Из предыдущего рассмотрения следует, что поэтическое искусство, руководствующееся интуицией прекрасного окружающего мира как целого – интуицией, содержание которой, в силу недостаточной определённости этого целого, может быть выражено и оправдано в своей сути только образными средствами, смыкается с философией или, точнее, с искусством диалектики с её категориально-понятийными познавательными средствами, поскольку поэтическая интуиция видимого космоса выступает в пределе частью содержания интуиции прекрасного вселенского космического целого.

Позже, во время создания диалога «Государство», Платон замечает существование коллизии в отношениях искусства и философии. «Искони, – говорится в «Государстве», – наблюдался какой-то разлад между философией и поэзией» (Resp. 607 b). Речь идёт о том, что, в отличие от философии, непреклонно верной благу, а значит, и добру, поэзия может отклоняться от исполнения своего этического и катарсического предназначения, впадая в аморализм. Выходит, что философия нравственна по определению, поэзия же в нравственном отношении может быть и хорошей и плохой. Оценка проекта цензуры искусства в платоновском идеальном государстве – это тема, требующая отдельного рассмотрения, для нас же важно, что осуждение Платоном плохой поэзии не отменяет его учение о поэзии как особом виде познания. В полной силе остаются аргументы и выводы учения о поэзии, способной постигать истину прекрасного в вещах окружающего мира и о нём самом как прекрасном целом благодаря интуиции вселенского космоса, общей с философией.

Подытоживая рассмотрение соотношения философии и искусства, надо подчеркнуть, что это соотношение выступает вместе с тем и как их взаимоотношение. Искусство, непосредственно в лице поэтического в широком смысле искусства, т.е. как то, что называют изящной или художественной литературой, есть ступень постижения красоты – красоты вещей окружающего мира, без которой была бы невозможна философия, так как философия познаёт не просто единое бытие, снимающее в себе бесконечно многое, а бытие как прекрасное целое – вселенский космос. Философский диалектический метод есть понятийная подготовка интуиции вселенского космоса, определяющего существование видимого космоса, представляющего собой порождающий образец красоты для вещей окружающего мира.

Правда, поэтическое искусство своими художественными средствами и само достигает интуиции вселенского космоса. Самому же ему принадлежит и интуиция видимого космоса. Так что искусство в некотором роде самодостаточно в отображении красоты вещей окружающего мира и этого мира как прекрасного целого в горизонте интуиции вселенского целого. Недаром порой говорят даже о многих поэтических произведениях как о философских. Но это верно только в некоем условном, а не точном смысле. Если искусство есть «мышление в образах» или «мышление образами», то как собственно мышление, т.е. оперирование понятиями, оно протекает вне строя философских понятий, понятий-категорий, единственно адекватно соответствующих бесконечной размерности вселенной. Поэзия не способна быть рациональным дискурсом интуиции вселенского космоса.
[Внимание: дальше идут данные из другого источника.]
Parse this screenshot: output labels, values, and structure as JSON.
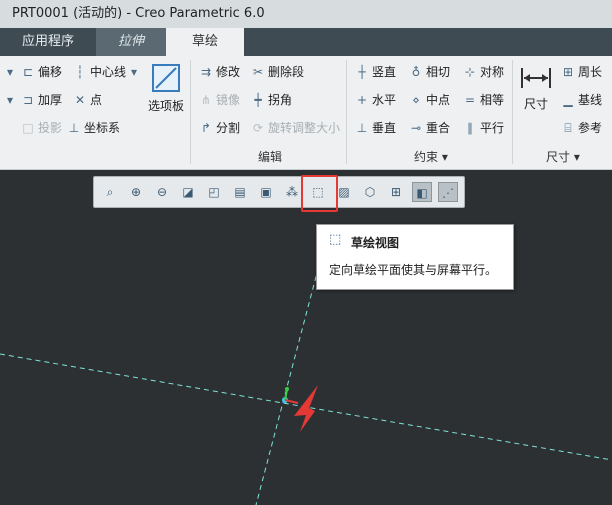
{
  "window": {
    "title": "PRT0001 (活动的) - Creo Parametric 6.0"
  },
  "tabs": [
    {
      "label": "应用程序"
    },
    {
      "label": "拉伸"
    },
    {
      "label": "草绘"
    }
  ],
  "ribbon": {
    "setup": {
      "offset": "偏移",
      "thicken": "加厚",
      "project": "投影",
      "centerline": "中心线",
      "point": "点",
      "coord_sys": "坐标系",
      "palette": "选项板"
    },
    "editing": {
      "modify": "修改",
      "mirror": "镜像",
      "divide": "分割",
      "delete_segment": "删除段",
      "corner": "拐角",
      "rotate_resize": "旋转调整大小",
      "group_label": "编辑"
    },
    "constrain": {
      "vertical": "竖直",
      "horizontal": "水平",
      "perpendicular": "垂直",
      "tangent": "相切",
      "midpoint": "中点",
      "coincident": "重合",
      "symmetric": "对称",
      "equal": "相等",
      "parallel": "平行",
      "group_label": "约束"
    },
    "dimension": {
      "dimension": "尺寸",
      "perimeter": "周长",
      "baseline": "基线",
      "reference": "参考",
      "group_label": "尺寸"
    }
  },
  "tooltip": {
    "title": "草绘视图",
    "description": "定向草绘平面使其与屏幕平行。"
  },
  "colors": {
    "canvas": "#2c3032",
    "grid_line": "#7fe3d8",
    "highlight": "#e53935",
    "arrow": "#e53935"
  }
}
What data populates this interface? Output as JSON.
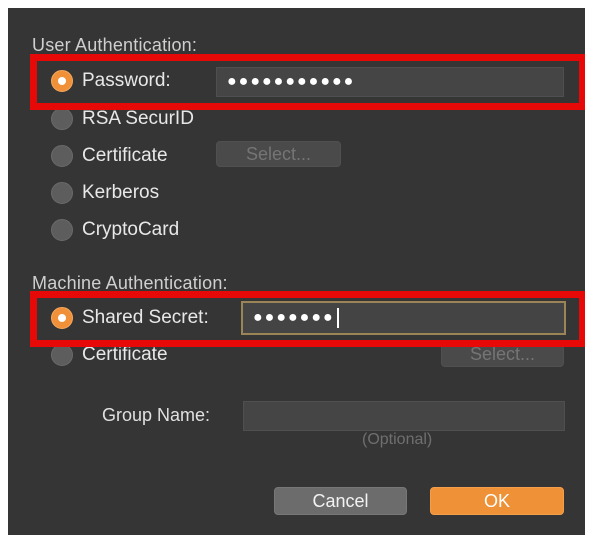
{
  "user_auth": {
    "label": "User Authentication:",
    "options": [
      {
        "label": "Password:",
        "selected": true
      },
      {
        "label": "RSA SecurID",
        "selected": false
      },
      {
        "label": "Certificate",
        "selected": false
      },
      {
        "label": "Kerberos",
        "selected": false
      },
      {
        "label": "CryptoCard",
        "selected": false
      }
    ],
    "password_value": "●●●●●●●●●●●",
    "select_button": "Select..."
  },
  "machine_auth": {
    "label": "Machine Authentication:",
    "options": [
      {
        "label": "Shared Secret:",
        "selected": true
      },
      {
        "label": "Certificate",
        "selected": false
      }
    ],
    "shared_secret_value": "●●●●●●●",
    "select_button": "Select..."
  },
  "group": {
    "label": "Group Name:",
    "value": "",
    "hint": "(Optional)"
  },
  "buttons": {
    "cancel": "Cancel",
    "ok": "OK"
  },
  "colors": {
    "accent": "#ef9136",
    "highlight": "#e70808",
    "background": "#353535"
  }
}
Благодаря диалектическому методу, который не только подготавливает интуицию вселенского космоса, но и понятийно-категориально обосновывает её содержание, развивается также понятийный план поэтического «мышления образами», без чего поэтический дискурс красоты вещей окружающего мира, вероятно, не отвечал бы нормам рациональности каждого данного исторического времени.

Итак, мы рассмотрели соотношение и взаимоотношение диалектического метода философии и искусства как особого вида познания. Это, как было замечено выше, необходимо для уяснения отношений метода восхождения от абстрактного к конкретному – генерального метода социально-гуманитарных наук и искусства.
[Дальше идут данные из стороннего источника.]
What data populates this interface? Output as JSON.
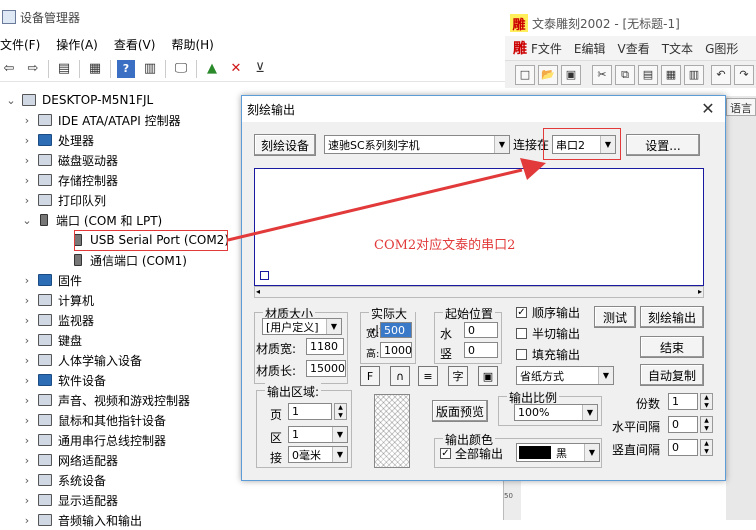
{
  "device_manager": {
    "title": "设备管理器",
    "menu": [
      "文件(F)",
      "操作(A)",
      "查看(V)",
      "帮助(H)"
    ],
    "root": "DESKTOP-M5N1FJL",
    "tree": [
      {
        "label": "IDE ATA/ATAPI 控制器",
        "icon": "ide-controller-icon"
      },
      {
        "label": "处理器",
        "icon": "processor-icon"
      },
      {
        "label": "磁盘驱动器",
        "icon": "disk-drive-icon"
      },
      {
        "label": "存储控制器",
        "icon": "storage-controller-icon"
      },
      {
        "label": "打印队列",
        "icon": "printer-icon"
      },
      {
        "label": "端口 (COM 和 LPT)",
        "icon": "port-icon",
        "expanded": true
      },
      {
        "label": "USB Serial Port (COM2)",
        "icon": "port-icon",
        "child": true
      },
      {
        "label": "通信端口 (COM1)",
        "icon": "port-icon",
        "child": true
      },
      {
        "label": "固件",
        "icon": "firmware-icon"
      },
      {
        "label": "计算机",
        "icon": "computer-icon"
      },
      {
        "label": "监视器",
        "icon": "monitor-icon"
      },
      {
        "label": "键盘",
        "icon": "keyboard-icon"
      },
      {
        "label": "人体学输入设备",
        "icon": "hid-icon"
      },
      {
        "label": "软件设备",
        "icon": "software-device-icon"
      },
      {
        "label": "声音、视频和游戏控制器",
        "icon": "sound-icon"
      },
      {
        "label": "鼠标和其他指针设备",
        "icon": "mouse-icon"
      },
      {
        "label": "通用串行总线控制器",
        "icon": "usb-icon"
      },
      {
        "label": "网络适配器",
        "icon": "network-icon"
      },
      {
        "label": "系统设备",
        "icon": "system-device-icon"
      },
      {
        "label": "显示适配器",
        "icon": "display-adapter-icon"
      },
      {
        "label": "音频输入和输出",
        "icon": "audio-icon"
      }
    ]
  },
  "wentai": {
    "title": "文泰雕刻2002 - [无标题-1]",
    "logo": "雕",
    "menu": [
      "F文件",
      "E编辑",
      "V查看",
      "T文本",
      "G图形"
    ],
    "side_tab": "语言"
  },
  "dialog": {
    "title": "刻绘输出",
    "device_button": "刻绘设备",
    "device_select": "速驰SC系列刻字机",
    "connect_label": "连接在",
    "port_select": "串口2",
    "settings_button": "设置...",
    "annotation": "COM2对应文泰的串口2",
    "material": {
      "legend": "材质大小",
      "select": "[用户定义]",
      "width_label": "材质宽:",
      "width": "1180",
      "length_label": "材质长:",
      "length": "15000"
    },
    "actual": {
      "legend": "实际大小",
      "w_label": "宽:",
      "w": "500",
      "h_label": "高:",
      "h": "1000"
    },
    "start": {
      "legend": "起始位置",
      "h_label": "水",
      "h": "0",
      "v_label": "竖",
      "v": "0"
    },
    "options": {
      "sequential": "顺序输出",
      "half_cut": "半切输出",
      "fill": "填充输出"
    },
    "paper_mode": "省纸方式",
    "test_button": "测试",
    "plot_button": "刻绘输出",
    "end_button": "结束",
    "auto_copy_button": "自动复制",
    "copies_label": "份数",
    "copies": "1",
    "h_gap_label": "水平间隔",
    "h_gap": "0",
    "v_gap_label": "竖直间隔",
    "v_gap": "0",
    "output_area": {
      "legend": "输出区域:",
      "page_label": "页",
      "page": "1",
      "area_label": "区",
      "area": "1",
      "join_label": "接",
      "join": "0毫米"
    },
    "layout_preview_button": "版面预览",
    "scale": {
      "legend": "输出比例",
      "value": "100%"
    },
    "color": {
      "legend": "输出颜色",
      "all_label": "全部输出",
      "color_name": "黑",
      "swatch": "#000000"
    }
  },
  "annotation_color": "#e23a3a"
}
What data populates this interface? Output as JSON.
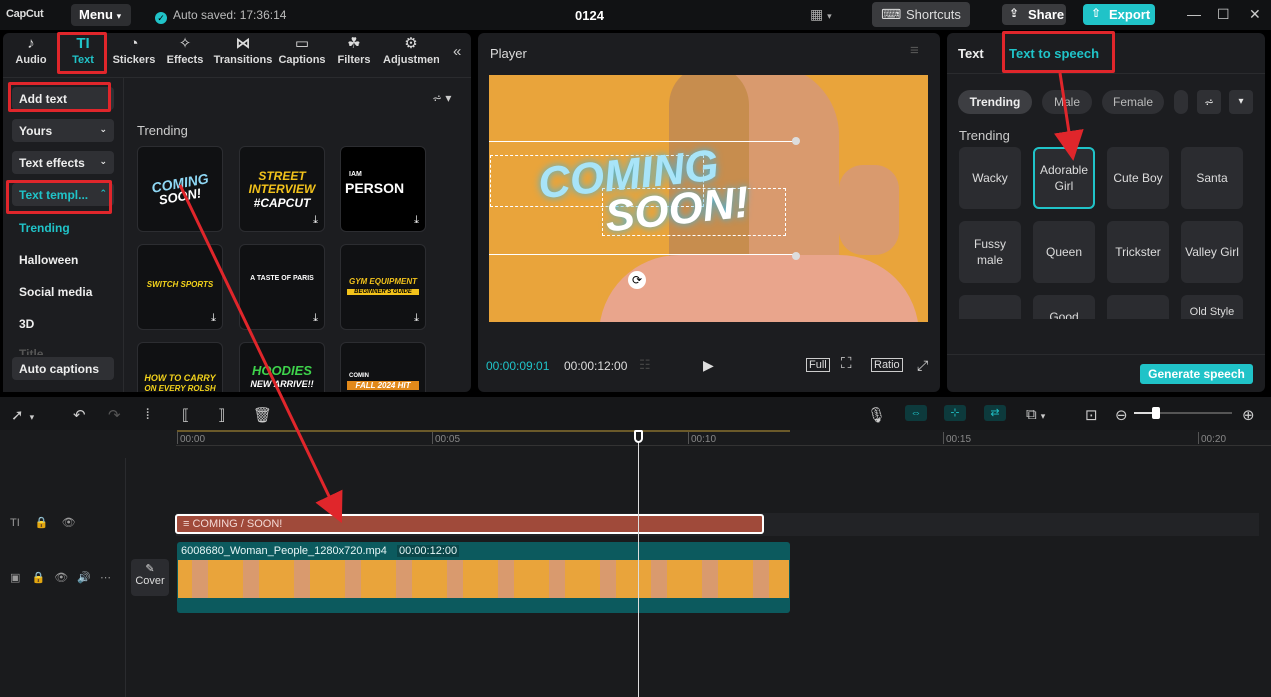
{
  "topbar": {
    "logo": "CapCut",
    "menu": "Menu",
    "autosave": "Auto saved: 17:36:14",
    "title": "0124",
    "shortcuts": "Shortcuts",
    "share": "Share",
    "export": "Export"
  },
  "tabs": [
    {
      "label": "Audio",
      "icon": "music-note-icon"
    },
    {
      "label": "Text",
      "icon": "text-tool-icon"
    },
    {
      "label": "Stickers",
      "icon": "sticker-icon"
    },
    {
      "label": "Effects",
      "icon": "sparkle-icon"
    },
    {
      "label": "Transitions",
      "icon": "transition-icon"
    },
    {
      "label": "Captions",
      "icon": "captions-icon"
    },
    {
      "label": "Filters",
      "icon": "filter-icon"
    },
    {
      "label": "Adjustmen",
      "icon": "adjust-icon"
    }
  ],
  "sidebar": {
    "add_text": "Add text",
    "yours": "Yours",
    "text_effects": "Text effects",
    "text_templates": "Text templ...",
    "links": [
      "Trending",
      "Halloween",
      "Social media",
      "3D",
      "Title"
    ],
    "auto_captions": "Auto captions"
  },
  "library": {
    "section": "Trending",
    "thumbs": [
      {
        "l1": "COMING",
        "l2": "SOON!"
      },
      {
        "l1": "STREET",
        "l2": "INTERVIEW",
        "l3": "#CAPCUT"
      },
      {
        "l1": "IAM",
        "l2": "PERSON"
      },
      {
        "l1": "SWITCH SPORTS"
      },
      {
        "l1": "A TASTE OF PARIS"
      },
      {
        "l1": "GYM EQUIPMENT",
        "l2": "BEGINNER'S GUIDE"
      },
      {
        "l1": "HOW TO CARRY",
        "l2": "ON EVERY ROLSH"
      },
      {
        "l1": "HOODIES",
        "l2": "NEW ARRIVE!!"
      },
      {
        "l1": "COMIN",
        "l2": "FALL 2024 HIT"
      }
    ]
  },
  "player": {
    "label": "Player",
    "overlay_line1": "COMING",
    "overlay_line2": "SOON!",
    "current_time": "00:00:09:01",
    "total_time": "00:00:12:00",
    "full": "Full",
    "ratio": "Ratio"
  },
  "right_panel": {
    "tab_text": "Text",
    "tab_tts": "Text to speech",
    "chips": [
      "Trending",
      "Male",
      "Female"
    ],
    "section": "Trending",
    "voices": [
      "Wacky",
      "Adorable Girl",
      "Cute Boy",
      "Santa",
      "Fussy male",
      "Queen",
      "Trickster",
      "Valley Girl",
      "",
      "Good",
      "",
      "Old Style"
    ],
    "generate": "Generate speech"
  },
  "timeline": {
    "ruler": [
      "00:00",
      "00:05",
      "00:10",
      "00:15",
      "00:20"
    ],
    "text_clip": "COMING / SOON!",
    "video_name": "6008680_Woman_People_1280x720.mp4",
    "video_duration": "00:00:12:00",
    "cover": "Cover"
  },
  "colors": {
    "accent": "#20c3c8",
    "annotation": "#e0262b",
    "text_clip": "#a04a3a",
    "video_clip": "#0c5a5e"
  }
}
Метод восхождения от абстрактного к конкретному, поскольку он представляет собой преобразование философского диалектического метода, взятого в целом, так же как и диалектический метод, есть искусство. Исследовательское движение посредством метода восхождения направляется интуицией мира как прекрасного целого, как вселенского космоса. Однако, в отличие от философского диалектического метода, предметом исследовательского дискурса, в случае научно-философского метода восхождения от абстрактного к конкретному, является не вселенский космос, а вещи окружающего мира, точнее, окружающего человеческого мира. Ценностный план предметной области метода восхождения составляет красота вещей окружающего человеческого мира. Предметная область метода восхождения, как видно, совпадает в существенной части с предметной областью искусства, постигающего прекрасное в вещах всего окружающего мира – человеческого и природного – и красоту самого этого мира как целого.
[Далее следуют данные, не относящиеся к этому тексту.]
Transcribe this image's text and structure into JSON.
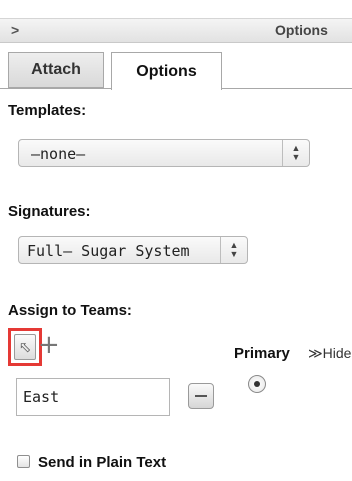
{
  "header": {
    "collapse_icon": "chevron-right",
    "title": "Options"
  },
  "tabs": [
    {
      "label": "Attach",
      "active": false
    },
    {
      "label": "Options",
      "active": true
    }
  ],
  "templates": {
    "label": "Templates:",
    "value": "–none–"
  },
  "signatures": {
    "label": "Signatures:",
    "value": "Full– Sugar System"
  },
  "teams": {
    "label": "Assign to Teams:",
    "select_icon": "cursor-arrow",
    "add_icon": "plus",
    "primary_label": "Primary",
    "hide_label": "≫Hide",
    "rows": [
      {
        "name": "East",
        "primary": true
      }
    ],
    "highlight_color": "#e53935"
  },
  "plain_text": {
    "label": "Send in Plain Text",
    "checked": false
  }
}
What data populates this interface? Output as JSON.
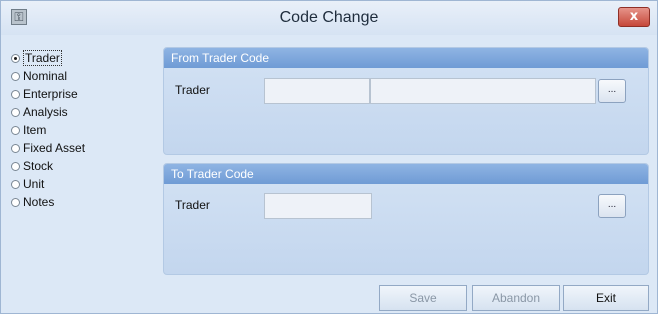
{
  "window": {
    "title": "Code Change",
    "icon": "app-key-icon",
    "close_symbol": "x"
  },
  "radio_options": [
    {
      "label": "Trader",
      "selected": true
    },
    {
      "label": "Nominal",
      "selected": false
    },
    {
      "label": "Enterprise",
      "selected": false
    },
    {
      "label": "Analysis",
      "selected": false
    },
    {
      "label": "Item",
      "selected": false
    },
    {
      "label": "Fixed Asset",
      "selected": false
    },
    {
      "label": "Stock",
      "selected": false
    },
    {
      "label": "Unit",
      "selected": false
    },
    {
      "label": "Notes",
      "selected": false
    }
  ],
  "from_group": {
    "header": "From Trader Code",
    "field_label": "Trader",
    "code_value": "",
    "name_value": "",
    "browse_label": "..."
  },
  "to_group": {
    "header": "To Trader Code",
    "field_label": "Trader",
    "code_value": "",
    "browse_label": "..."
  },
  "buttons": {
    "save": "Save",
    "abandon": "Abandon",
    "exit": "Exit"
  },
  "colors": {
    "window_bg": "#dce8f6",
    "group_header": "#7ba5dc",
    "close_button": "#c6483a"
  }
}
Вещи всего окружающего мира – это предметная область всей науки, и социально-гуманитарных, и естественных (включая технические) наук. Но естественные науки, изучающие вещи природного окружающего мира, не включают в свою предметную область план прекрасного в вещах природного мира. Известно, что красота является одним из критериев истинности научных теорий. Красота теории косвенным образом, конечно, отражает и красоту самих познаваемых вещей. Но в естественных науках красота вообще входит в предмет изучения именно лишь таким косвенным образом, в то время как в социально-гуманитарных науках она составляет значимое измерение предметной области.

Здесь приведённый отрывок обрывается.